Göz ardı edemeyeceğimiz AB ile diyalog içinde olmanın önemi

Osman AROLAT
Osman AROLAT AROLAT'tan osman.arolat@dunya.com

Türkiye AB ilişkileri, zaman zaman sıcak bir diyalog içersinde yürütülürken, zaman zaman soğukluk içersinde ilişkiler aza indirilirdi.

Oysa, AB bizim dış ticaretimizde yüzde 43.5 ile çok önemli bir paya sahiptir. Bu nedenle Ekonomi Bakanlığı’nın 1996 yılından bu yana AB ile yürüttüğümüz Gümrük Birliği ile ilişkilerde yaşanan sorunları ele almak için 2017 yılının ilk çeyreğinde masaya oturacak olması çok önemlidir. Arkadaşımız İbrahim Ekinci’nin haberinde Türkiye’nin görüşme masasında savunacağı tezlere yer veriliyor. Gümrük Birliği ile ilgili sorunlar yaşanmasına karşın, AB dış ticaretimiz 1996’dan bu yana sürekli olarak gelişmektedir. 1995 yılında AB ile olan dış ticaret toplamımız 56.7 milyar dolar iken; 21 milyar dolar ihracat, 35.7 milyar dolar ithalat hacmiyle 14 milyar dolar dış ticaret açığı ve ihracatın ithalatı karşılama oranı yüzde 60.6 seviyesindeydi.

2014 yılında AB ile dış ticaret hacmimiz 147 milyara yükselirken ihracatımız 68.6 milyar dolar, ithalatımız 89 milyar dolar, dış ticaret açığımız 21 milyar dolar seviyesine yükseldi. İhracatın ithalatı karşılama oranı da yüzde 70’lerin üzerine çıktı. Türkiye bu durumda AB dış ticaretinde dünyada 5. sırada yer alırken, AB’nin ihracatımızdaki payı da yüzde 43.5 seviyesine yükseldi.

Bütün bu rakamlar AB ilişkilerimizin ne kadar önemli olduğunu ortaya koyuyor. Ama buna karşılık Gümrük Birliği döneminde yaşadığımız birçok sorun ve engel söz konusu. Bu nedenle 2017 yılının ilk çeyreğinde, bu sorunların bir masada AB ile ele alınması büyük önem taşıyor.

İbrahim Ekinci’nin haberinde masada çözüm arayacağımız konular arasında, AB karar süreçlerinde yer alma talebimiz, AB’nin üçüncü ülkelerle yaptığı serbest ticaret anlaşmalarında eşzamanlı bizim de yer alarak, mağduriyetimizin giderilmesi, AB-ABD arasında müzakeresi süren Transatlantik Ticaret Anlaşması’nın bizim için yeni bir mağduriyet yaratmaması taleplerimizin yer alacağı belirtiliyor.
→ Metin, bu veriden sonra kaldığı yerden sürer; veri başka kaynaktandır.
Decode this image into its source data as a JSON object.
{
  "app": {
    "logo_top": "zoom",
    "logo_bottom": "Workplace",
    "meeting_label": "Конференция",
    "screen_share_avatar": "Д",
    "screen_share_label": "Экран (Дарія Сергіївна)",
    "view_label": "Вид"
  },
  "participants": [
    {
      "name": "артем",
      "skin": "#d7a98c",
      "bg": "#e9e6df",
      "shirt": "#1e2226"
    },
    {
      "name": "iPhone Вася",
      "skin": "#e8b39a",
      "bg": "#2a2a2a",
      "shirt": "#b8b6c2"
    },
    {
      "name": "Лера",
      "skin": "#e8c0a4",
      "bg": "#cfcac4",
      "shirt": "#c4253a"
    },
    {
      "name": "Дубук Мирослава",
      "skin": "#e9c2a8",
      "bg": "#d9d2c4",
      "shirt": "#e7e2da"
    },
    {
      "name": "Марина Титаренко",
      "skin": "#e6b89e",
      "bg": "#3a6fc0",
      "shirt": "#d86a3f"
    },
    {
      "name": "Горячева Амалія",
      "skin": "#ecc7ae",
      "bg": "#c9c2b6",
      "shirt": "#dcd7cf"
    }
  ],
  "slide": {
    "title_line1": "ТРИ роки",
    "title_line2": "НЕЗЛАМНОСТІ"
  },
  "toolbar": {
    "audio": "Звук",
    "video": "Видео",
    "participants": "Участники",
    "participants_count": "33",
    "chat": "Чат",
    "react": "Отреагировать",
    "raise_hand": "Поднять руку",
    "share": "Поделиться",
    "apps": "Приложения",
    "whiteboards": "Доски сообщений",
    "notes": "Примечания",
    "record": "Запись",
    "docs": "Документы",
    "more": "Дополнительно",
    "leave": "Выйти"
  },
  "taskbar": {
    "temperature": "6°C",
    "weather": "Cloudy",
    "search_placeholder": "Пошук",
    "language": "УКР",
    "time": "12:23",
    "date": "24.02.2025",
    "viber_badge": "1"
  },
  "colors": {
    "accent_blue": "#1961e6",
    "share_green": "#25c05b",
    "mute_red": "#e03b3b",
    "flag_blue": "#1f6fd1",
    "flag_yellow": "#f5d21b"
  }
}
Ayrıca tarım tavizlerinin genişletilerek yeniden düzenlenmesi, hizmetler sektöründe taraflar arasında ileri seviyede bütünleşme, karayolları kotalarında engel yaratan uygulamaların son bulması, AB ülkelerindeki ihalelere katılımda engel çıkarılmaması ve AB ülkelerinin Türkiye kamu alımlarındaki avantajının benzeri tercihin Türkiye için de uygulanması gibi taleplerimizde Gümrük Birliği yenilenmesine ilişkin müzakere masasında yer alacak diğer hususlar olacak.

Eğer 2017 yılının ilk çeyreğinde yapılacak müzakerelerde bu sonuçlar alınabilirse, bir yandan bize engel çıkaran sorunlar ortadan kalmış olacak diğer yandan da yeni avantajlar elde ederek hakkımız olan dış ticaret artışını sağlayabileceğiz.

Türkiye AB ilişkileri dış ticaretimiz açısından büyük önem taşıyor. O nedenle sürekli diyalog içersinde kalıp ilişkilerimizi geliştirme gayreti, ara verilmeden ve aksatılmadan sürdürülmelidir.